Dr. Werner Daum, Sudan-Experte, Botschafter a.D.
Sudan 1989 - 2010

1. Sudan 1989

Größtes Land Afrikas (etwa so groß wie Westeuropa); 40 Mio Einwohner, davon 21% in Südsudan; Khartum: Megastadt mit 7 Mio Einwohnern.

Das heute noch amtierende Regime kam durch einen unblutigen Militärputsch am 30. 6. 1989 an die Macht. Die (demokratisch gewählte) Regierung war durch die Bürgerkriege im Süden und in Darfur, vor allem aber durch Mißwirtschaft derart diskreditiert, daß die Mehrheit der Bevölkerung den Putsch begrüßte.
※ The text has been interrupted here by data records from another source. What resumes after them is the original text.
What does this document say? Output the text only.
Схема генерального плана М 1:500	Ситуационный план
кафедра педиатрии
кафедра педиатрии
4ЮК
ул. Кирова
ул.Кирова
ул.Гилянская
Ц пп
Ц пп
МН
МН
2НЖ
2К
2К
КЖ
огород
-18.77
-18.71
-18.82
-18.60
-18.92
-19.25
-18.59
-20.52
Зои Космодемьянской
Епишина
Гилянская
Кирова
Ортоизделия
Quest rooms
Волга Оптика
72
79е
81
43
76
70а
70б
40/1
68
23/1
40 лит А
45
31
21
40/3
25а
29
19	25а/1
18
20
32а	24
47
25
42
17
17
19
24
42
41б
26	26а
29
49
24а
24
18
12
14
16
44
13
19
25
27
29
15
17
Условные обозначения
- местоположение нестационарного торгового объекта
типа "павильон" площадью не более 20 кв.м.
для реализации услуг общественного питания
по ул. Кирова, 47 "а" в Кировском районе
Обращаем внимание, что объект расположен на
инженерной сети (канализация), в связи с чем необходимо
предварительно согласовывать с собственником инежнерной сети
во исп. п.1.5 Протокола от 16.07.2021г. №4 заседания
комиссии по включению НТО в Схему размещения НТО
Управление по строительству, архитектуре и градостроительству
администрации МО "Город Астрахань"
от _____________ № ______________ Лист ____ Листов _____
2. Zwei Köpfe, zwei Politiken

Das neue Regime hatte 2 Köpfe, den heute noch amtierenden StP Omar Hasan Ahmed al-Bashir, einen nach wie vor volkstümlichen Militär, und den Führer der islamistischen Partei, den hochgebildeten Intellektuellen Hasan al-Turabi, einen Mann demagogischer Redegewalt.
Zwei Programme: Erstens: Transformation Sudans in eine islamistische Republik, Ausschließung und Verfolgung Andersdenkender, MR-Verletzungen, Verschärfung des Bürgerkrieges (nach Sturz Mengistus 1991). Zweitens: Soziale und gesellschaftliche Modernisierung; wirtschaftliche Reform.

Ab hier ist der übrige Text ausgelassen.